Washington and the corporate media alike have made it obvious that U.S. imperialism — and its colonialist allies in Europe — have stepped up their already intense aggression in that part of the globe where much of the world’s fossil fuels are found.
The Obama administration is carrying on a full-fledged counterrevolutionary intervention against the Syrian government that threatens great harm to the people of Syria and the entire region. U.S. imperialism and its allies have refused all opportunities for a negotiated settlement. They are moving instead to drag the Syrian people into a civil war and expose the region to the threat of major warfare.
Washington is again, as it did in Iraq, exacerbating religious and ethnic divisions to further its economic and strategic interests in this formerly colonized region, which the imperialists are trying to reconquer. This strategy even includes using armed groups similar to al-Qaeda as cannon fodder against the Syrian army and the Syrian people in the battles for Aleppo and Damascus.
U.S. Defense Secretary Leon Panetta has said again that the Pentagon would be able to enforce a “no-fly zone” against Syria. While he claims this is not imminent, he is keeping the threat alive. That was the term used for the months-long bombing of Libya in 2011 and the destruction of that country’s infrastructure, along with its legitimate government.
In Egypt an apparently major political move has taken place. The new civilian president, who represents the Muslim Brotherhood, fired the two top generals of the Supreme Council of the Armed Forces. Since the removal of the unpopular President Hosni Mubarak in February 2011, Washington is hedging its bets between the SCAF — its traditional military ally — and the Muslim Brotherhood.
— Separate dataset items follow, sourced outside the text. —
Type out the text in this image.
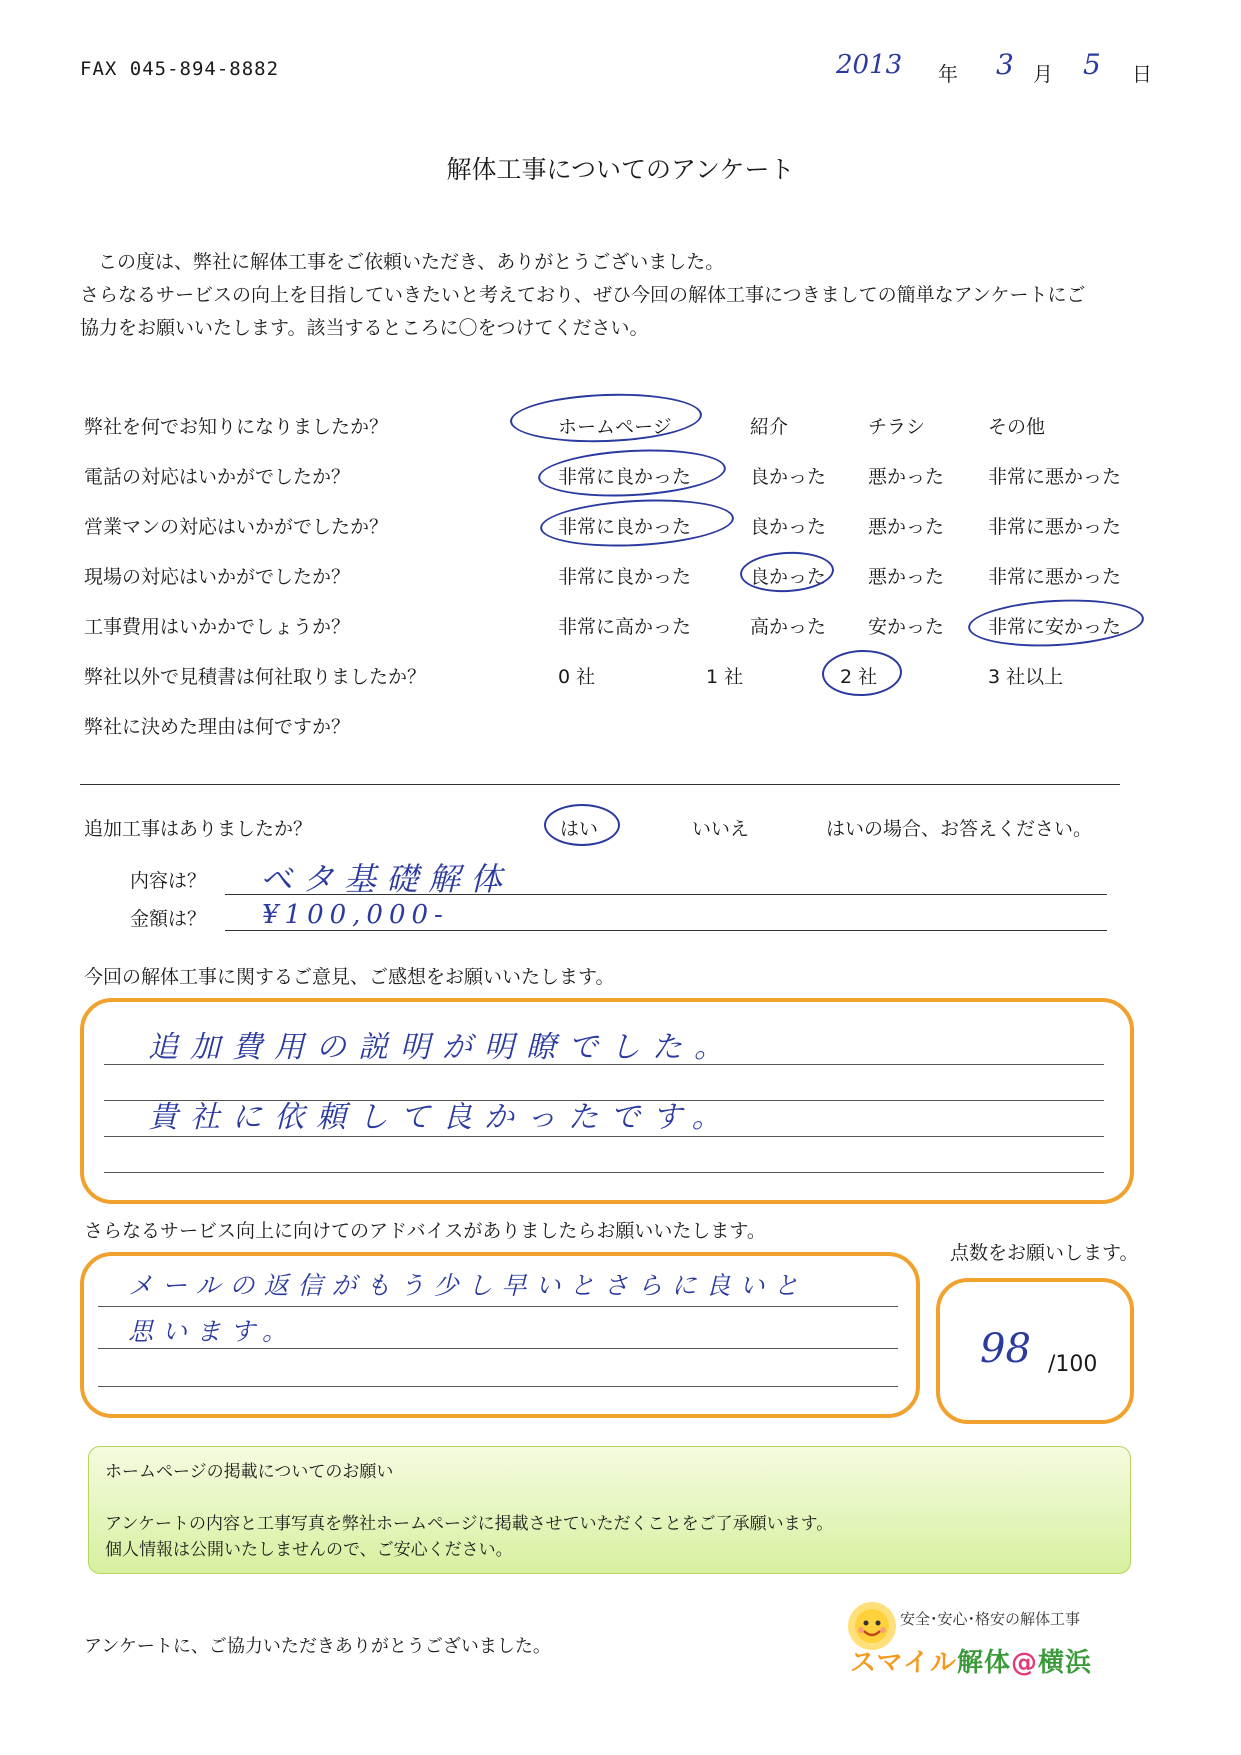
FAX 045-894-8882	2013 年 3 月 5 日
解体工事についてのアンケート
この度は、弊社に解体工事をご依頼いただき、ありがとうございました。
さらなるサービスの向上を目指していきたいと考えており、ぜひ今回の解体工事につきましての簡単なアンケートにご
協力をお願いいたします。該当するところに〇をつけてください。
弊社を何でお知りになりましたか？	ホームページ	紹介	チラシ	その他
電話の対応はいかがでしたか？	非常に良かった	良かった 悪かった 非常に悪かった
営業マンの対応はいかがでしたか？	非常に良かった	良かった 悪かった 非常に悪かった
現場の対応はいかがでしたか？	非常に良かった	良かった 悪かった 非常に悪かった
工事費用はいかかでしょうか？	非常に高かった	高かった 安かった 非常に安かった
弊社以外で見積書は何社取りましたか？	0 社	1 社	2 社	3 社以上
弊社に決めた理由は何ですか？
追加工事はありましたか？	はい	いいえ	はいの場合、お答えください。
内容は？ ベタ基礎解体
金額は？ ¥100,000-
今回の解体工事に関するご意見、ご感想をお願いいたします。
追加費用の説明が明瞭でした。
貴社に依頼して良かったです。
さらなるサービス向上に向けてのアドバイスがありましたらお願いいたします。
メールの返信がもう少し早いとさらに良いと
思います。
点数をお願いします。
98 /100
ホームページの掲載についてのお願い
アンケートの内容と工事写真を弊社ホームページに掲載させていただくことをご了承願います。
個人情報は公開いたしませんので、ご安心ください。
安全･安心･格安の解体工事
スマイル解体@横浜
アンケートに、ご協力いただきありがとうございました。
While it is hard to unravel right now just what this latest move means, we do know that neither Washington nor the imperialist media have begun to attack the civilian Egyptian government for this move, as they would if they felt an immediate threat. A military strike by forces unknown in the Sinai Peninsula against the Egyptian army exposed the isolation of the military and the Brotherhood. Neither has a program to answer the growing poverty of the mass of the people. Neither represents the revolutionary masses in Tahrir Square, whose protests brought down Mubarak and who have continued to protest the SCAF.
Washington’s strategic goal regarding Egypt is to guarantee the maintenance of the 1979 Camp David accords that neutralized Egypt with regard to Israel’s military threat to the region and its continued oppression of Palestinians. The Pentagon has nurtured its ties to the Egyptian generals, whom they want on the U.S. side, just as they have with the monarchies in Saudi Arabia, Jordan and the Gulf emirates.
With U.S. direct aggression imminent in Syria and possible in Egypt, the slogans of the progressive movement in the U.S. must be: “U.S., Pentagon, NATO, stop promoting counterrevolution in Syria. U.S. out of the Middle East!”